Tichys Einblick
Nicht selbsterklärend

Merkel sitzt in China

Je öfter Merkel bei Nationalhymnen sitzt, ohne dass es Erklärungen gibt, desto mehr werden sich Deutungen festsetzen als ohnehin schon in Social Media.

OMAN PILIPEY/AFP/Getty Images

Scherlich kann man es „kurios“ nennen, wie es Deutschlands größte Boulevard-Zeitung BILD gemacht hat, denn kurios ist es auf jeden Fall, wenn Angela Merkel ihre politischen Geschäfte scheinbar gesundheitlich ohne Einschränkungen absolvieren kann, aber ausgerechnet bei staatstragenden Momenten schlapp macht und die wenigen Minuten sitzend hinter sich bringt, weil sonst Gefahr besteht, dass die deutsche Bundeskanzlerin wieder öffentliche Zitteranfälle bekommt. Die Diskussionen darum werden noch dadurch angeheizt, dass eine plausible Erklärung dafür ausbleibt, die, kämen sie doch, sicher mehr Mitgefühl als Häme auslösen würden.

Wie kompliziert mitunter die Protokollarien sind, insbesondere, wenn die westliche Kultur auf eine andere trifft, spiegelte gerade perfekt ein Szene vom China-Besuch der Kanzlerin, als diese von Ministerpräsident Li Keqiang mit militärischen Ehren begrüßt und erst die deutsche und dann die chinesische Hymne abgespielt wurde. Zunächst kamen die Chinesen in vollendeter Höflichkeit dem Problem der Kanzlerin entgegen, zwei Prunksessel mit aufwendig geschnitzten Edelholzlehnen wurden auf das Podest der Regierungschefs gegenüber der Parade aufgestellt, Chinas erster Mann im Staat bot Merkel den Sessel zu seiner Rechten an und nahm dann selber Platz, als zunächst die deutsche Hymne abgespielt wurde.

Angela Merkel
Die Unersättlichen
Als im Anschluss allerdings die chinesische Hymne erklang, hielt es den 64-Jährigen nicht mehr auf seinem Sessel, während Merkel weiter sitzen blieb. Unhöflich? Nein, eigentlich folgerichtig, denn was für eine Botschaft wäre es gewesen, wenn Merkel jetzt aufgestanden wäre und nur bei der deutschen Hymne kein Stehvermögen gezeigt hätte?

Und dass Li Keqiang sich bei seiner Hymne sofort erhoben hat, ist keine Unhöflichkeit gegenüber der sitzenden Merkel, sondern symbolisiert den Respekt gegenüber der eigenen Hymne und Nation. Wer um die Bedeutung von Gesten in China weiß, der ahnt, was dort passierte, wäre der Ministerpräsident sitzen geblieben.

Nun kann man diesen Moment in Merkels China-Reise eine Randnotiz für die Boulevardseiten nennen, man kann aber auch, solange es keine befriedigende Erklärung für die Ausfälle der Bundeskanzlerin gibt, die Nase darüber rümpfen, das ausgerechnet, wenn es um ein paar Minuten Respekt vor der deutschen Fahne und der deutschen Hymne geht, die Kanzlerin schlapp macht, während davor und im Anschluss offensichtlich wieder alles seinen normalen Gang geht.

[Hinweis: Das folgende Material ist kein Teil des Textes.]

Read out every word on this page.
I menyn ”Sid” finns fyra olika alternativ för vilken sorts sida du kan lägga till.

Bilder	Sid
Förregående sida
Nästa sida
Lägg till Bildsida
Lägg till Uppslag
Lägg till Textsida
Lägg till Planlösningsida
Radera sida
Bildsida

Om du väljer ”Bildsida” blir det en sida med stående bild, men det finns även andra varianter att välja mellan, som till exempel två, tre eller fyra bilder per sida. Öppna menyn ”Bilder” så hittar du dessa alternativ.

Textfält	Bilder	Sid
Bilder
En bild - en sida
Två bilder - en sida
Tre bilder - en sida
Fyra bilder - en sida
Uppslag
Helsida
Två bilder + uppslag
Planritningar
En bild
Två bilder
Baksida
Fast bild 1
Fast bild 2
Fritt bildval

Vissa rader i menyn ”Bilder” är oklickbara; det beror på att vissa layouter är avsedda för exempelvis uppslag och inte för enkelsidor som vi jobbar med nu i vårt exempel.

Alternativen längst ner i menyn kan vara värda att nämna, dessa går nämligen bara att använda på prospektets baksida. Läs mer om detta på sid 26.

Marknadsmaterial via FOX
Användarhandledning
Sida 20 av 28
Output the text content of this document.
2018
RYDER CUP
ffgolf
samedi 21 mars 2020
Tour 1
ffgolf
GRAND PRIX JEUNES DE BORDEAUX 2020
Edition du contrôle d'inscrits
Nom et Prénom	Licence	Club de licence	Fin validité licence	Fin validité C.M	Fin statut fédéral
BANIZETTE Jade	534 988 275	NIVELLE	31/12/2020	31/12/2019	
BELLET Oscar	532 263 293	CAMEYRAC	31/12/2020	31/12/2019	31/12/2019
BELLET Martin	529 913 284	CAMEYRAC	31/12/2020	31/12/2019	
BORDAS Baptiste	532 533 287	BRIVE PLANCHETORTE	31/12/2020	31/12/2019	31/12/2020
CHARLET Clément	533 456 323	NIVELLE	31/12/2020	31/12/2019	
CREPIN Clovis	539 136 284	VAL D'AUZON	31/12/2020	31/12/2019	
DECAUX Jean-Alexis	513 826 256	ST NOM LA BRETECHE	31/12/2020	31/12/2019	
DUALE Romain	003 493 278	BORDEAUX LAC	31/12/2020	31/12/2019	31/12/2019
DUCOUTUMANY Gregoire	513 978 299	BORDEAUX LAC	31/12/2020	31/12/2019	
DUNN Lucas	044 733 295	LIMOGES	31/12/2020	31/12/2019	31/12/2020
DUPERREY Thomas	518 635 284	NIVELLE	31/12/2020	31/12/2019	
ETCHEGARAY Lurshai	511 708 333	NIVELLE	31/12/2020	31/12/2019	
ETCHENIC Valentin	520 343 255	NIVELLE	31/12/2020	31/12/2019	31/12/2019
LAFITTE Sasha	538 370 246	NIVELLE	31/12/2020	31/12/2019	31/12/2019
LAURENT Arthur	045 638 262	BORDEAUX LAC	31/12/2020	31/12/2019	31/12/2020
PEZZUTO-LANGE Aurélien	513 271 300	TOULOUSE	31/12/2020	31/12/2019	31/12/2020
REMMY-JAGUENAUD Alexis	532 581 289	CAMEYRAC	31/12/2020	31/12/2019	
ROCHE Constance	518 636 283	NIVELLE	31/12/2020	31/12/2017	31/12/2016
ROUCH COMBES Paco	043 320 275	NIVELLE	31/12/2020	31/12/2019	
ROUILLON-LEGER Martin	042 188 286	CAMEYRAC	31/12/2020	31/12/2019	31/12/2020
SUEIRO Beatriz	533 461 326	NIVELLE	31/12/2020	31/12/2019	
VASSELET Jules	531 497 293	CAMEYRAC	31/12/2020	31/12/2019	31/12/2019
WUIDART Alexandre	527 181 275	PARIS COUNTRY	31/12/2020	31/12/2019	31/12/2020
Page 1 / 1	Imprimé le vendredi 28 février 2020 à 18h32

Die detaillierte Deutung kann man getrost Fachleuten überlassen, aber wenn da weiterhin nichts kommt, wird einer Küchenpsychologie Tür und Tor geöffnet – wenn die Kanzlerin hier eine spontane Reaktion auf den feierlichen Lobgesang, auf das Lied der Deutschen zeigt, welches sowieso nur zu besonderen Anlässen gespielt wird. Dabei wird immer wieder der Moment in Erinnerung gerufen, als Angela Merkel bei der CDU-Wahlparty 2013 ihrem damaligen Generalsekretär Hermann Gröhe unwirsch die Deutschlandfahne aus der Hand nahm und an den Bühnenrand verbannte.

Weil sonst was passiert wäre? Wäre es nach einigen Minuten des Weiterschwenkens schon damals zu spontanen Zitteranfällen der Kanzlerin gekommen? Hatte sie also Gröhe die Fahne aus Selbstschutzgründen entrissen? Solche dann ebenfalls „kuriosen“ Fragen werden tatsächlich aufgeworfen, wenn offizielle Erklärungen für dass „kuriose“ Verhalten der Kanzlerin fehlen.

P.S.: Als Merkel Gröhe die Fahne entriss, wurde übrigens nicht etwa gerade die deutsche Hymne gespielt, sondern „An Tagen wie diesen“ von den Toten Hosen. Ansonsten hätte Angela Merkel möglicherweise auch noch den Plattenspieler umgeschmissen.